Wie es weitergeht – Angekündigte Schritte und Termine

Die Skulptur ist als eine dreijährige Leihgabe konzipiert, was bedeutet, dass das Werk für diesen Zeitraum das Stadtbild prägen wird. Über diesen Zeitraum hinaus gibt es im Quelltext keine Informationen zu einer dauerhaften Installation oder Nachfolgeprojekten. Die Stadt Frankfurt wird die „World Design Capital Frankfurt RheinMain“ weiterhin als Rahmen für ihre städtebauliche Außendarstellung nutzen.
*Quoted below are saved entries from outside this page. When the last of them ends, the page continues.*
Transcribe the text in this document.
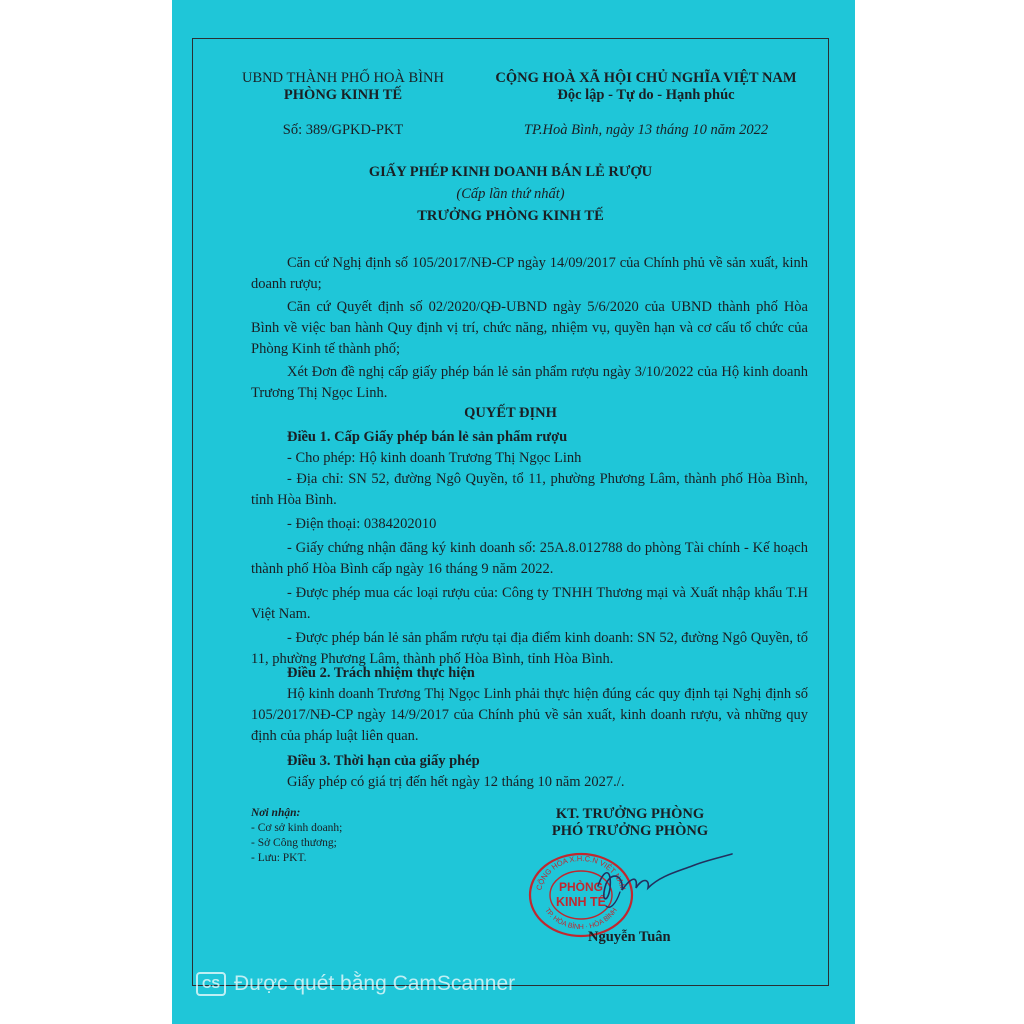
UBND THÀNH PHỐ HOÀ BÌNH
PHÒNG KINH TẾ
Số: 389/GPKD-PKT
CỘNG HOÀ XÃ HỘI CHỦ NGHĨA VIỆT NAM
Độc lập - Tự do - Hạnh phúc
TP.Hoà Bình, ngày 13 tháng 10 năm 2022
GIẤY PHÉP KINH DOANH BÁN LẺ RƯỢU
(Cấp lần thứ nhất)
TRƯỞNG PHÒNG KINH TẾ
Căn cứ Nghị định số 105/2017/NĐ-CP ngày 14/09/2017 của Chính phủ về sản xuất, kinh doanh rượu;
Căn cứ Quyết định số 02/2020/QĐ-UBND ngày 5/6/2020 của UBND thành phố Hòa Bình về việc ban hành Quy định vị trí, chức năng, nhiệm vụ, quyền hạn và cơ cấu tổ chức của Phòng Kinh tế thành phố;
Xét Đơn đề nghị cấp giấy phép bán lẻ sản phẩm rượu ngày 3/10/2022 của Hộ kinh doanh Trương Thị Ngọc Linh.
QUYẾT ĐỊNH
Điều 1. Cấp Giấy phép bán lẻ sản phẩm rượu
- Cho phép: Hộ kinh doanh Trương Thị Ngọc Linh
- Địa chỉ: SN 52, đường Ngô Quyền, tổ 11, phường Phương Lâm, thành phố Hòa Bình, tỉnh Hòa Bình.
- Điện thoại: 0384202010
- Giấy chứng nhận đăng ký kinh doanh số: 25A.8.012788 do phòng Tài chính - Kế hoạch thành phố Hòa Bình cấp ngày 16 tháng 9 năm 2022.
- Được phép mua các loại rượu của: Công ty TNHH Thương mại và Xuất nhập khẩu T.H Việt Nam.
- Được phép bán lẻ sản phẩm rượu tại địa điểm kinh doanh: SN 52, đường Ngô Quyền, tổ 11, phường Phương Lâm, thành phố Hòa Bình, tỉnh Hòa Bình.
Điều 2. Trách nhiệm thực hiện
Hộ kinh doanh Trương Thị Ngọc Linh phải thực hiện đúng các quy định tại Nghị định số 105/2017/NĐ-CP ngày 14/9/2017 của Chính phủ về sản xuất, kinh doanh rượu, và những quy định của pháp luật liên quan.
Điều 3. Thời hạn của giấy phép
Giấy phép có giá trị đến hết ngày 12 tháng 10 năm 2027./.
Nơi nhận:
- Cơ sở kinh doanh;
- Sở Công thương;
- Lưu: PKT.
KT. TRƯỞNG PHÒNG
PHÓ TRƯỞNG PHÒNG
CỘNG HÒA X.H.C.N VIỆT NAM
TP. HÒA BÌNH · HÒA BÌNH
PHÒNG
KINH TẾ
Nguyễn Tuân
CS Được quét bằng CamScanner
Während in Berlin für den 24. August eine weitere, inhaltlich anders gelagerte Netz-Installation angekündigt ist, die an den Krieg in der Ukraine erinnern soll, bleibt die Situation in Frankfurt durch die laufende Debatte um das „Sky Full of Hope“-Netz geprägt. Es sind keine weiteren offiziellen Entscheidungen oder Termine für eine Anpassung oder vorzeitige Entfernung des Werks genannt. Die Stadtverwaltung wird sich weiterhin mit der Kritik aus der freien Szene und dem Bund der Steuerzahler auseinandersetzen müssen, während die tägliche polizeiliche Präsenz auf der Konstablerwache ungeachtet der künstlerischen Intervention ihre Arbeit fortsetzt.